I surveyed 600 salespeople and asked them, “What activities waste most of your time?” Approximately 1 in 6 salespeople thought that meetings were a huge time waster.
This is understandable when you think about it. If you take salespeople and plonk them into a PROCEDURAL meeting, they will begin looking at their watches within fifteen minutes – at least the good ones will.
Procedural meetings do not lead to results. They discuss things of no concern to salespeople, such as remembering to turn off all lights at night – trivia. Such matters could be addressed by memo and followed up with a quick word ‘on the trot’.
Sales meetings should not dwell on procedure, unless it is procedure essential to making sales.
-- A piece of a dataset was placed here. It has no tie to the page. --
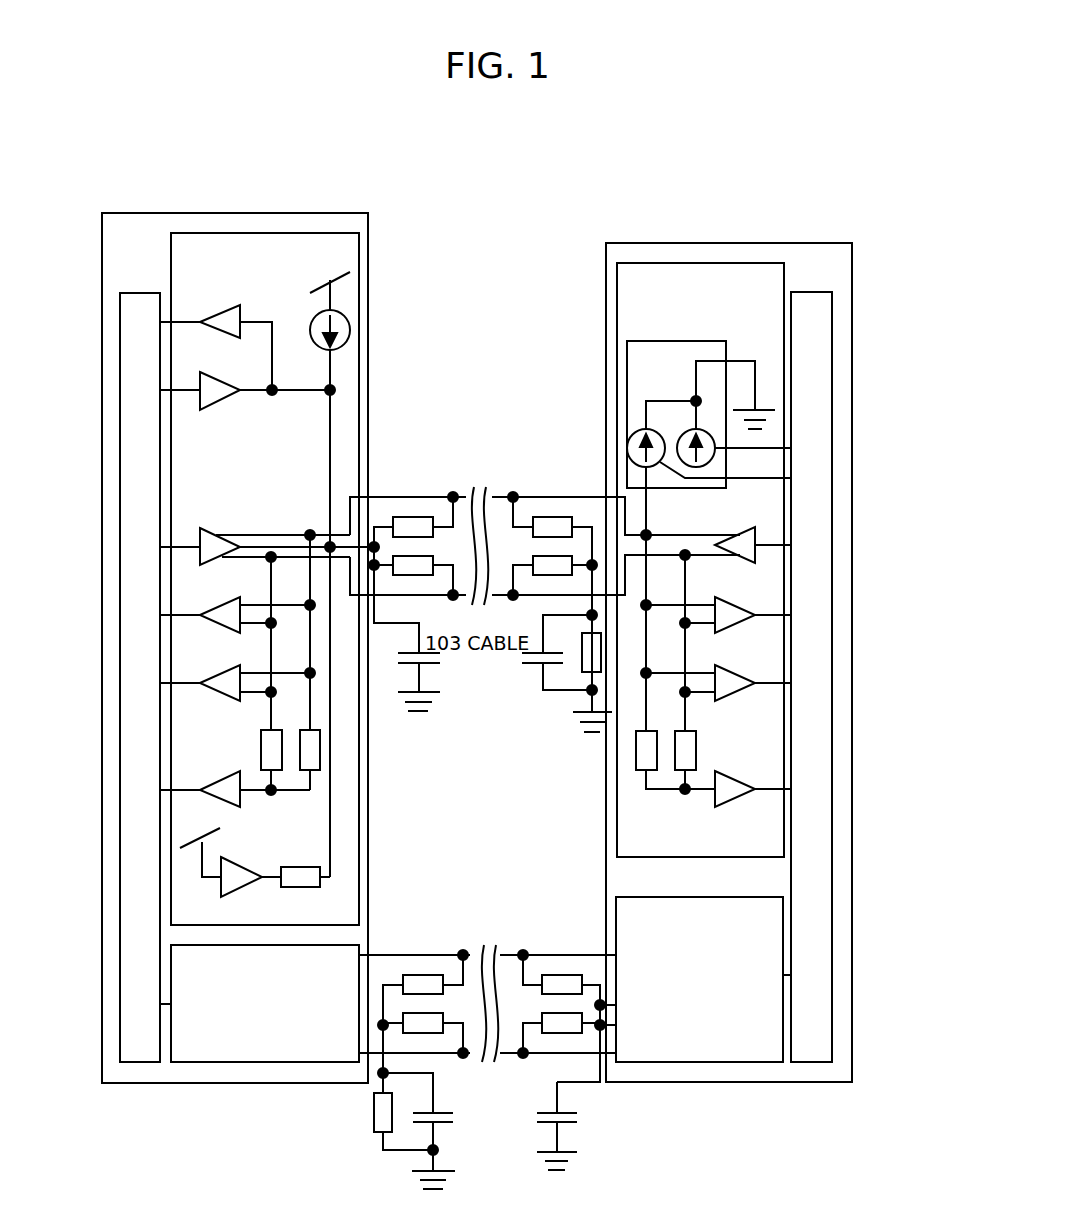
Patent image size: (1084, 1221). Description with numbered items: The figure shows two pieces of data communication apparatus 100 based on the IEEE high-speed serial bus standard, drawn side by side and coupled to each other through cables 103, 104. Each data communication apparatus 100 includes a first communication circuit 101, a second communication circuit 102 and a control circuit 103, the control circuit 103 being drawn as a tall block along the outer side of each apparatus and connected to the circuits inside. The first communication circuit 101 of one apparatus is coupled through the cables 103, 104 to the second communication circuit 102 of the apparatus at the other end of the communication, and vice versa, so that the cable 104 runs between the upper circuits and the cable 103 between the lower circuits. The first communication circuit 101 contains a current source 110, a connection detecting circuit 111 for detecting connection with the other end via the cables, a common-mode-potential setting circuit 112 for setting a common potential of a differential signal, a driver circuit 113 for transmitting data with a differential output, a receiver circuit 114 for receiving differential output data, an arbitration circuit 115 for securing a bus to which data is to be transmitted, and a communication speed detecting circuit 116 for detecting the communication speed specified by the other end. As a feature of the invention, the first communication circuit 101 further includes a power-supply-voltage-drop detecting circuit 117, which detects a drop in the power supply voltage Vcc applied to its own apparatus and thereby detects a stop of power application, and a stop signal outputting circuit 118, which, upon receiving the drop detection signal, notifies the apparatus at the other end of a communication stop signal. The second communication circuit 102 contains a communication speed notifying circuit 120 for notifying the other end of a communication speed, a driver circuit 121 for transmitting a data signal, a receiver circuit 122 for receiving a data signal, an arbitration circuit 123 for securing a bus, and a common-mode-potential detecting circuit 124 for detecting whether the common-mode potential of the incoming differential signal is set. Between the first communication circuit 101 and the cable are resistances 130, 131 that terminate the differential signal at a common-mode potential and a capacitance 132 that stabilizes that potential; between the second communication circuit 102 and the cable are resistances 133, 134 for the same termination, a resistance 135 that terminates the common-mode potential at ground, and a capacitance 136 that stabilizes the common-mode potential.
Good sales meetings should be:
Dynamic
They focus only on results, and if results are poor, how to fix the problem.
Structured
They should have a simple, set agenda that is followed from start to finish. Although they start on time, they finish when they are finished, which is when every avenue for improving results has been explored.
Decisive
If a decision needs to be made, it is made, and not deferred to the next meeting. Sometimes you need more information and this is a different matter, but if you have all of the information at hand, MAKE A DECISION.
Focused
The purpose of all meetings with salespeople has one focus and one focus only – how to get more listings, how to make more sales. That’s what interests salespeople. It should be what interests the leader.
I read about a company that runs standing meetings – nobody sits. This keeps the meetings short and sharp.
This might be a little over the top for your tastes (it is for mine) but you get the point – meet, discuss what needs to be discussed, make decisions, get back to work.
Meetings like this help salespeople to improve their incomes and never waste time.
We leaders have control over our meetings. We can decide whether to make them results-focused or boring and procedural.
Make your meetings interesting, dynamic and results-focused, and no smart salesperson will ever say they are a waste of time.